Tuesday, June 19, 2012

Legal hemp could net big money for farmers

By Andrea Suozzo
Source: addisonindependent.com





MIDDLEBURY — At a meeting in Middlebury last Wednesday evening, the crowd was bullish on hemp as a cash crop.
Netaka White, bio-energy program director at the Vermont Sustainable Jobs Fund, told some 15 people gathered at the Addison County Regional Planning Commission that by his rough calculations American farmers could make as much as $3,800 per acre of industrial hemp, selling it for use as food, fiber, building material and bio-fuel. That, he said, is a higher yield than grain crops like corn and wheat, and results in part from the ability to use every part of the plant, from the seed to the stalk.
The catch: White’s calculations are made based on the prices farmers can get for the crop in Canada or Europe, since industrial hemp is illegal to grow in the U.S. under the federal Controlled Substances Act.
Though Vermont passed a bill in 2008 allowing the Vermont Agency of Agriculture, Food and Markets to oversee hemp production within the state —supplying seeds and conducting field inspections — that system will not go into effect unless hemp is exempted from the Controlled Substances Act.

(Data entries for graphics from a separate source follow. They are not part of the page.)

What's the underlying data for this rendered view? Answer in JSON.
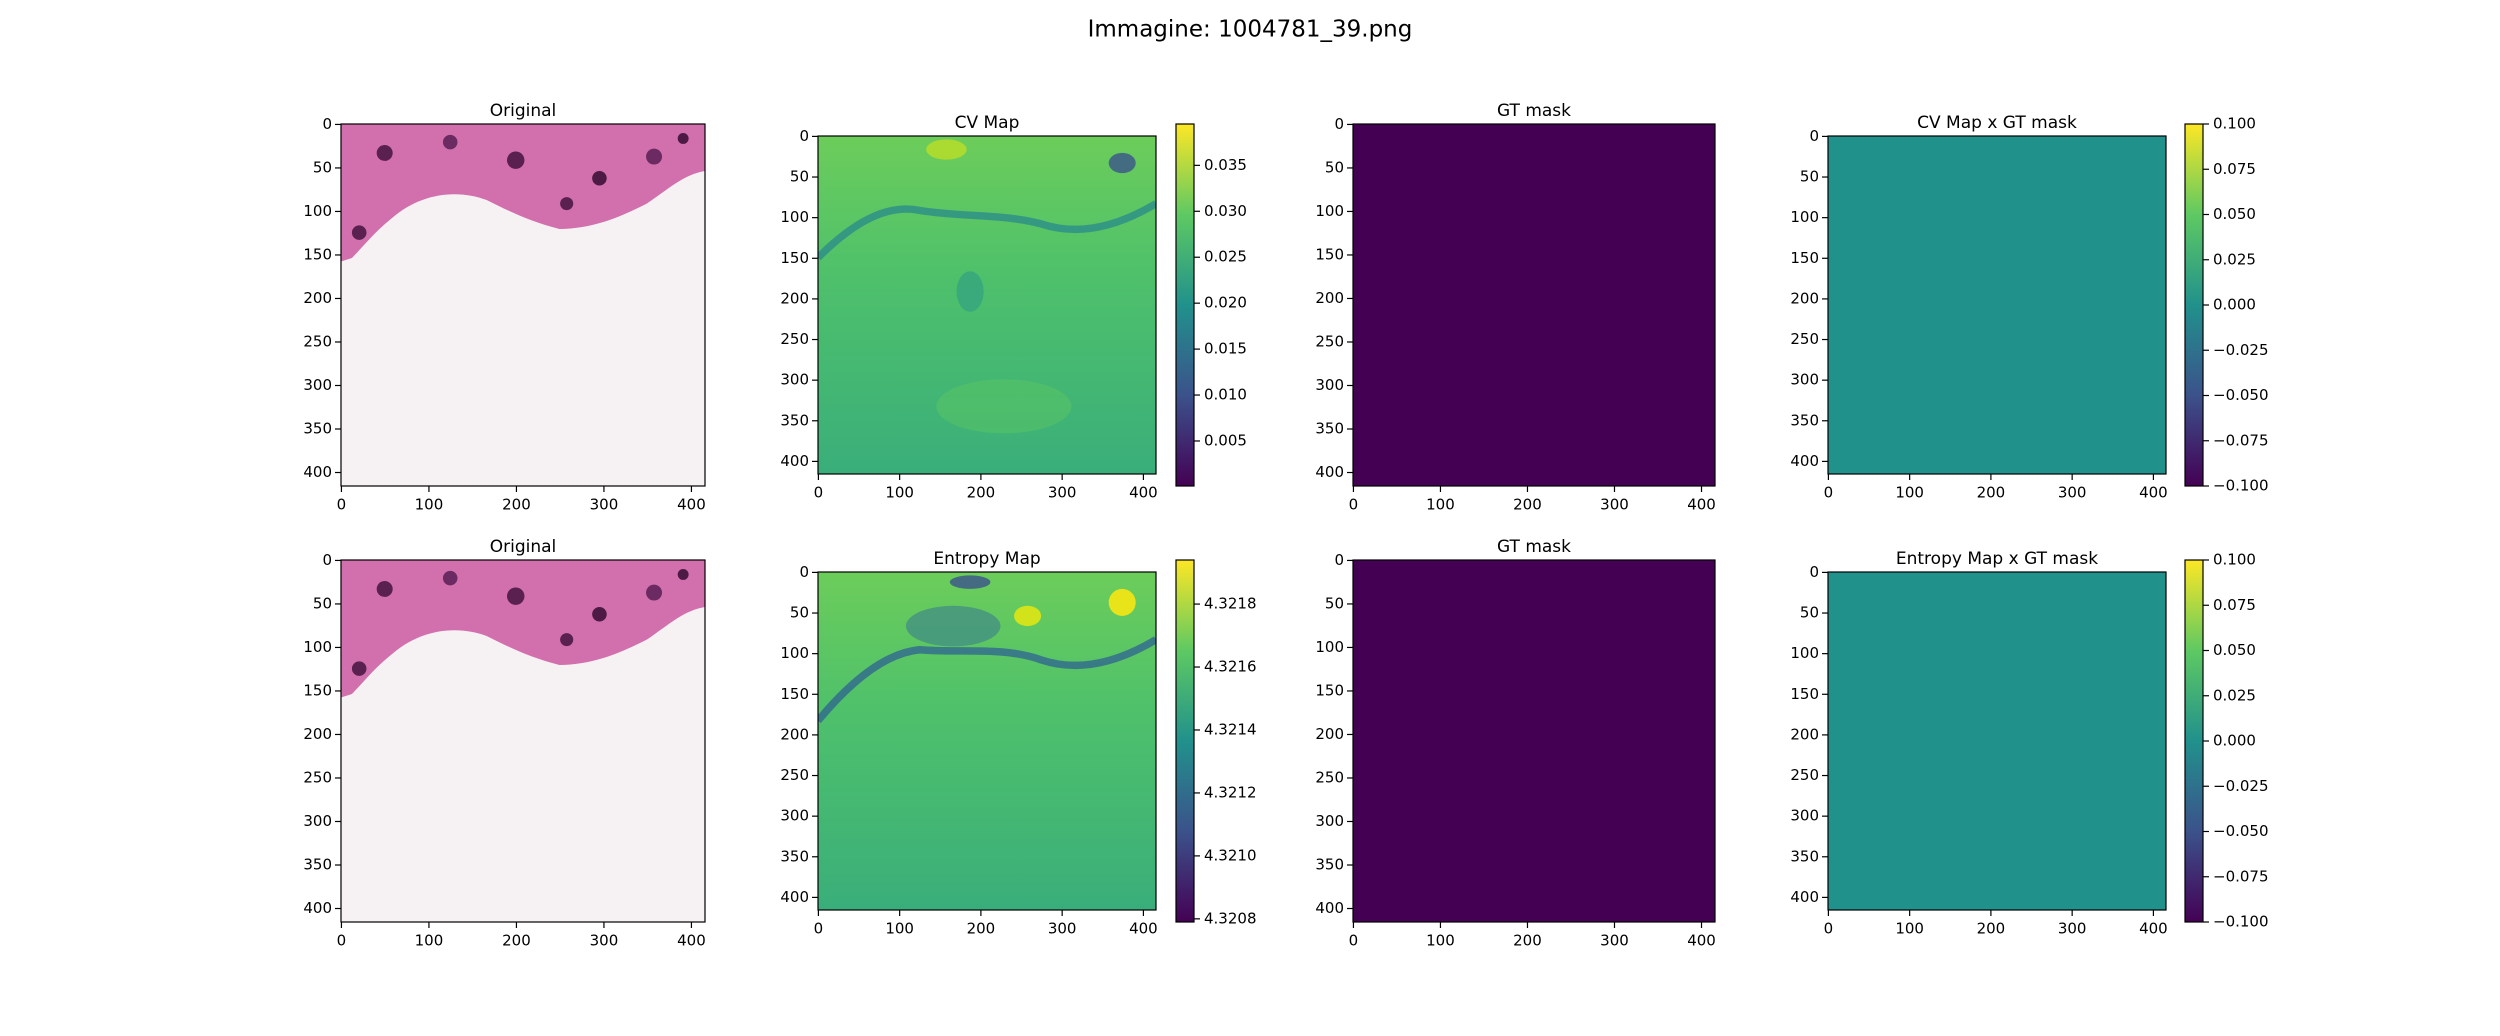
{
  "suptitle": "Immagine: 1004781_39.png",
  "chart_data": [
    {
      "type": "image",
      "title": "Original",
      "xlim": [
        -0.5,
        415.5
      ],
      "ylim": [
        415.5,
        -0.5
      ],
      "xticks": [
        0,
        100,
        200,
        300,
        400
      ],
      "yticks": [
        0,
        50,
        100,
        150,
        200,
        250,
        300,
        350,
        400
      ]
    },
    {
      "type": "heatmap",
      "title": "CV Map",
      "colormap": "viridis",
      "xlim": [
        -0.5,
        415.5
      ],
      "ylim": [
        415.5,
        -0.5
      ],
      "xticks": [
        0,
        100,
        200,
        300,
        400
      ],
      "yticks": [
        0,
        50,
        100,
        150,
        200,
        250,
        300,
        350,
        400
      ],
      "colorbar": {
        "lim": [
          0.0001,
          0.0395
        ],
        "ticks": [
          0.005,
          {
            "value": 0.01,
            "label": "0.010"
          },
          0.015,
          {
            "value": 0.02,
            "label": "0.020"
          },
          0.025,
          {
            "value": 0.03,
            "label": "0.030"
          },
          0.035
        ]
      }
    },
    {
      "type": "mask",
      "title": "GT mask",
      "colormap": "viridis",
      "xlim": [
        -0.5,
        415.5
      ],
      "ylim": [
        415.5,
        -0.5
      ],
      "xticks": [
        0,
        100,
        200,
        300,
        400
      ],
      "yticks": [
        0,
        50,
        100,
        150,
        200,
        250,
        300,
        350,
        400
      ]
    },
    {
      "type": "heatmap",
      "title": "CV Map x GT mask",
      "colormap": "viridis",
      "xlim": [
        -0.5,
        415.5
      ],
      "ylim": [
        415.5,
        -0.5
      ],
      "xticks": [
        0,
        100,
        200,
        300,
        400
      ],
      "yticks": [
        0,
        50,
        100,
        150,
        200,
        250,
        300,
        350,
        400
      ],
      "colorbar": {
        "lim": [
          -0.1,
          0.1
        ],
        "ticks": [
          {
            "value": -0.1,
            "label": "−0.100"
          },
          {
            "value": -0.075,
            "label": "−0.075"
          },
          {
            "value": -0.05,
            "label": "−0.050"
          },
          {
            "value": -0.025,
            "label": "−0.025"
          },
          {
            "value": 0,
            "label": "0.000"
          },
          0.025,
          {
            "value": 0.05,
            "label": "0.050"
          },
          0.075,
          {
            "value": 0.1,
            "label": "0.100"
          }
        ]
      }
    },
    {
      "type": "image",
      "title": "Original",
      "xlim": [
        -0.5,
        415.5
      ],
      "ylim": [
        415.5,
        -0.5
      ],
      "xticks": [
        0,
        100,
        200,
        300,
        400
      ],
      "yticks": [
        0,
        50,
        100,
        150,
        200,
        250,
        300,
        350,
        400
      ]
    },
    {
      "type": "heatmap",
      "title": "Entropy Map",
      "colormap": "viridis",
      "xlim": [
        -0.5,
        415.5
      ],
      "ylim": [
        415.5,
        -0.5
      ],
      "xticks": [
        0,
        100,
        200,
        300,
        400
      ],
      "yticks": [
        0,
        50,
        100,
        150,
        200,
        250,
        300,
        350,
        400
      ],
      "colorbar": {
        "lim": [
          4.32079,
          4.32194
        ],
        "ticks": [
          4.3208,
          {
            "value": 4.321,
            "label": "4.3210"
          },
          4.3212,
          4.3214,
          4.3216,
          4.3218
        ]
      }
    },
    {
      "type": "mask",
      "title": "GT mask",
      "colormap": "viridis",
      "xlim": [
        -0.5,
        415.5
      ],
      "ylim": [
        415.5,
        -0.5
      ],
      "xticks": [
        0,
        100,
        200,
        300,
        400
      ],
      "yticks": [
        0,
        50,
        100,
        150,
        200,
        250,
        300,
        350,
        400
      ]
    },
    {
      "type": "heatmap",
      "title": "Entropy Map x GT mask",
      "colormap": "viridis",
      "xlim": [
        -0.5,
        415.5
      ],
      "ylim": [
        415.5,
        -0.5
      ],
      "xticks": [
        0,
        100,
        200,
        300,
        400
      ],
      "yticks": [
        0,
        50,
        100,
        150,
        200,
        250,
        300,
        350,
        400
      ],
      "colorbar": {
        "lim": [
          -0.1,
          0.1
        ],
        "ticks": [
          {
            "value": -0.1,
            "label": "−0.100"
          },
          {
            "value": -0.075,
            "label": "−0.075"
          },
          {
            "value": -0.05,
            "label": "−0.050"
          },
          {
            "value": -0.025,
            "label": "−0.025"
          },
          {
            "value": 0,
            "label": "0.000"
          },
          0.025,
          {
            "value": 0.05,
            "label": "0.050"
          },
          0.075,
          {
            "value": 0.1,
            "label": "0.100"
          }
        ]
      }
    }
  ]
}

Vermont is one of eight states to pass similar legislation.
White said industrial hemp bears none of the psychoactive traits of its cannabinoid cousin, marijuana. While levels of THC, the primary chemical that causes psychoactive reactions in marijuana, are limited to between 0.1 and 0.3 percent in most industrial hemp-producing countries, a 2009 United Nations Office on Drugs and Crime report states that THC levels in most marijuana range from 5 to 20 percent.
Additionally, said White, when the two types of cannabis plant are allowed to cross-pollinate, THC levels in the marijuana become diluted and the resulting drug is less potent. That means industrial hemp would be unlikely to provide a cover for a marijuana-growing operation.
White said that aside from the raw materials the hemp plant provides, its deep roots break up clotted soils and its dense growth patterns naturally kill weeds; as a result it needs no herbicide to grow and is a potential crop for field rotation with corn and other grains.
FEDERAL REFORM
For now, companies within the U.S. that use hemp seeds, hemp cloth or hemp fiber must import the plant from outside of the country — primarily from Canada.
Tom Simon of Hempfully Green, a Putney company that makes hemp building materials and insulation, said that importing the raw materials makes their product much more expensive than it could be.
“If we could grow it here, the cost would be considerably less,” said Simon.
Rob Kidd of the Montpelier-based advocacy group Rural Vermont, which hosted Wednesday’s meeting, reported that the organization’s lobbying on the hemp issue has mostly moved from the state to the federal level at this point, given widespread support for industrial hemp by state politicians.
“We’ve seen three straight legislatures that have overwhelmingly supported hemp,” said Kidd.
In Congress, Kidd said Rep. Peter Welch, D-Vt., has confirmed support on the industrial hemp issue — he cosponsored the Industrial Hemp Farming Act of 2011, which is still in committee. Now the organization has set its sights on Sen. Patrick Leahy, D-Vt., as a member of the Senate Agriculture Committee and chair of the Senate Judiciary Committee.
Leahy spokesperson David Carle said the senator does not yet have an official statement on the matter.
“This issue intersects with a variety of other policy areas, and he’s gathering information to be able to soundly evaluate it,” said Carle.
Last Thursday, Sen. Ron Wyden, D-Ore., introduced an amendment to the Farm Bill currently working its way through the Senate that would exempt industrial hemp from the definition of marijuana on the federal books. The bill, which will determine the next five years of federal farm and food policy, reached the Senate floor for debate and amendment on Thursday, and will likely see extended discussion before it moves from the Senate floor.
Despite Rural Vermont’s uphill battle to reform federal regulations, White said these restrictions against hemp are actually fairly recent, dating to the late 1940s — though hemp production was briefly restarted during World War II, when the government realized it had a serious shortage of rope.
Before that time, hemp was a major crop of the United States. Its components were used to make clothing, canvas and rope, and George Washington and Thomas Jefferson were both hemp farmers. Betsy Ross, said White, crafted the first American flag out of scraps of hemp clothing.
White comes to his research on the hemp industry through firsthand experience: he ran a hemp bag and gear company that in 1998 transitioned to the Greenfields Mercantile shop on Main Street in Middlebury. That shop and café sold products made of hemp and other eco-friendly clothing. Though the store closed its doors in 2004, White’s interest in hemp production and trade remained.
While White said he cannot predict for certain the exact yields that hemp fields in Vermont would return, a 1998 University of Vermont viability study found approximately 100,000 acres of land prime for a hemp crop, and about 200,000 marginal acres.
White said he’s optimistic that, if federal law were amended, Vermont farmers could stand at the forefront of hemp production nationally.
“Vermont can lead the way,” he said.